FGYO and the Weimar Triangle
Since 1991, the FGYO has been implementing the ‘Spirit of Weimar’on behalf of the foreign ministries of France and Germany through its support of more exchange programmes with the countries of Central and Eastern Europe. The new intergovernmental agreement on the FGYO of 25 April 2005 specifically extends to the new countries that joined the EU in 2004. Since then, Poland has become the country with the most frequent involvement in trinational youth encounters. In 2024 alone, 13% of all such gatherings included young people from that country.
The underlying aim of trinational projects organised with the support of the FGYO is to put the organisation’s expertise at Europe’s service. As specialists in intercultural learning have shown, the presence of young people from three countries creates a different impact, enabling greater interest in Franco-German cooperation and raising awareness of the path taken by France and Germany by revealing their similarities to other countries. This enhances the impacts of intercultural learning and makes participants more aware of the different perspectives of European history.

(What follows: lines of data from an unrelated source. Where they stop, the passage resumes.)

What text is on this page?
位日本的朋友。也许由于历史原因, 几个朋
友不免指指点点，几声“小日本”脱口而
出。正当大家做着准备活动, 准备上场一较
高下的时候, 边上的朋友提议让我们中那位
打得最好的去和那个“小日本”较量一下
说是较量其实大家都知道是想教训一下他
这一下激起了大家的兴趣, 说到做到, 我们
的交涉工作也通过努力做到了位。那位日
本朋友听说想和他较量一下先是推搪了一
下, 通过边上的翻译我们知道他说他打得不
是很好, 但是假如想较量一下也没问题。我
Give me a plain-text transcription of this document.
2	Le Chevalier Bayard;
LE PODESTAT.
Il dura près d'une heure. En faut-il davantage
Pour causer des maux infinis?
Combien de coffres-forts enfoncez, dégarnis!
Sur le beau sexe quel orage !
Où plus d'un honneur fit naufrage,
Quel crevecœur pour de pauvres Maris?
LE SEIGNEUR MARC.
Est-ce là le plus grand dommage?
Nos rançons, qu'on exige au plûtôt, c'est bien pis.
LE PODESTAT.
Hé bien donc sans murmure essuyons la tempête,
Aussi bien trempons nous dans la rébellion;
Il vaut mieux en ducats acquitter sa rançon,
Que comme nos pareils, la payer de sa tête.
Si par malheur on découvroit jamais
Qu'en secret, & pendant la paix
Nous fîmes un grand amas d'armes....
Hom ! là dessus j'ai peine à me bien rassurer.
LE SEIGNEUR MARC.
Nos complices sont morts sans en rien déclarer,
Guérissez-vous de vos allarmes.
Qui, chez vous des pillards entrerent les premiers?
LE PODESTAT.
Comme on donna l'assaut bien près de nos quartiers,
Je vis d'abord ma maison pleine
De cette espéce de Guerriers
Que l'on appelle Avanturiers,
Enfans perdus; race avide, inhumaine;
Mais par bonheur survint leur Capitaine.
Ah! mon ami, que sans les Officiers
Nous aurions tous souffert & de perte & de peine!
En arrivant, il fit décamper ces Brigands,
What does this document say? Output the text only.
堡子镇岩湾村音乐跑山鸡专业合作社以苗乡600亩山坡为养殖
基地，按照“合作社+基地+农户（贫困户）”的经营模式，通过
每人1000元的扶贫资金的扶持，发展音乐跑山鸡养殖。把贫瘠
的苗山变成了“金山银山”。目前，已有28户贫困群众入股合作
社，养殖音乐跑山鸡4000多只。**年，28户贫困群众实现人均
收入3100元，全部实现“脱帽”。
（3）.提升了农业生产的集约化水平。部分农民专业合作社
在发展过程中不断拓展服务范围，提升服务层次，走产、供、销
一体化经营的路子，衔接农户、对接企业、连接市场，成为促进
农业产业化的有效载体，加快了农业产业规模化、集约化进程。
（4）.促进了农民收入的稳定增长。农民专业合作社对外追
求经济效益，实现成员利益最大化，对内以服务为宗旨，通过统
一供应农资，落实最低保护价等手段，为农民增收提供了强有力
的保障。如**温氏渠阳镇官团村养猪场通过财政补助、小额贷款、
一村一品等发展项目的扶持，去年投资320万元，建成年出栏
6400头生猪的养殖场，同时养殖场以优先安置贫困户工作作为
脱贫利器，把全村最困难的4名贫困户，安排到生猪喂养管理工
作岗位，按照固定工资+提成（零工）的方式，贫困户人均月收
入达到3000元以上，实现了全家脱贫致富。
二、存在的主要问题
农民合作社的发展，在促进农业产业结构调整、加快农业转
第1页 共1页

A priority focus for the FGYO: Europe and European values
The main mission of the FGYO is to foster a Europe of peace and diversity, and to take this idea forward hand in hand with the European Union. Working in cooperation with several thousand partners, the FGYO is a laboratory for innovation and a pioneer for European and intercultural youth encounters.
The label
Why a label?
The objective of this label is to highlight the diversity and scope of Franco-German-Polish projects youth-exchange projects. The label underscores the commitment by young people and organisations carrying out these projects in the Weimar Triangle.
The Franco-German Youth Office (FGYO) and the German-Polish Youth Office (GPYO) work to promote civil-society initiatives and greater cohesion within the EU, to make it possible to recognize the Weimar Triangle as an important vector for European integration, particularly in these times of internal and external conflicts facing Europe.
Who can receive it ?
The label is simple to achieve and is not tied to any particular set of criteria. The FGYO and the GPYO determine the eligibility of grant applications for each Franco-German-Polish project submitted to them and award the label to candidates presenting projects that support the idea of the Weimar Triangle. The label is intended exclusively for Franco-German-Polish projects.


The projects
Below are the projects selected and awarded the 2025 label.
Culture Pass
Participants at a Franco-German-Polish encounter of young people took as their example the models of the pass culture and the KulturPass that already exist in France and Germany. Their discussions revolved around young people’s expectations with regard to artistic and cultural offers and the accessibility made possible by the KulturPass – particularly for young people who typically have little access to offers in art or culture.
Based on this, the young people articulated their needs and ideas around participation in culture and artistic practice. Their specific ideas formed the subject of interactions with political leaders and personalities actively involved in the cultural, political and educational spaces of the three countries.
This is the first trinational project to have received the Weimar Triangle Label awarded by the FGYO and the GPYO. More info
Where? Genshagen Castle
When? 3-8 March 2025
Who? 21 young people, aged 18 to 25, from France, Germany and Poland
Organiser: The Genshagen Foundation
Partners: FGYO, GPYO, German Federation of Associations for Cultural Youth Education (BKJ)
Support provided by: The Hippocrene Foundation

What is the Weimar Triangle?
In the aftermath of the fall of the Iron Curtain, the ambition of France, Germany and Poland was to identify common fundamental interests in an effort to develop cross-border cooperation. On 28 August 1991, Roland Dumas, Hans-Dietrich Genscher and Krzysztof Skubiszewski, the respective foreign ministers of the three countries, gathered in the city of Goethe and Schiller, authors of German Enlightenment, to create the Weimar Triangle. It was in a ten-point declaration that the ministers reaffirmed their countries’ decisive responsibility within the process of European integration. The idea was to associate France with German-Polish reconciliation by drawing on the Franco-German experience, and to strengthen dialogue and political cooperation across a variety of fields. Their initiative was also a matter of supporting what was looming at the time: Poland's accession to NATO (1999) and to the European Union (2004).
The link that the Weimar Triangle helps create among the countries of Central and Western Europe represents a considerable asset for the EU. By overcoming their national thinking, the three countries are working together to invest on behalf of a shared future and to promote peace in Europe. More than ever before, the trend in current socio-political debates underscores the importance of youth encounters, cultural events and town twinning that help promote European integration and the emergence and acceptance of a shared identity.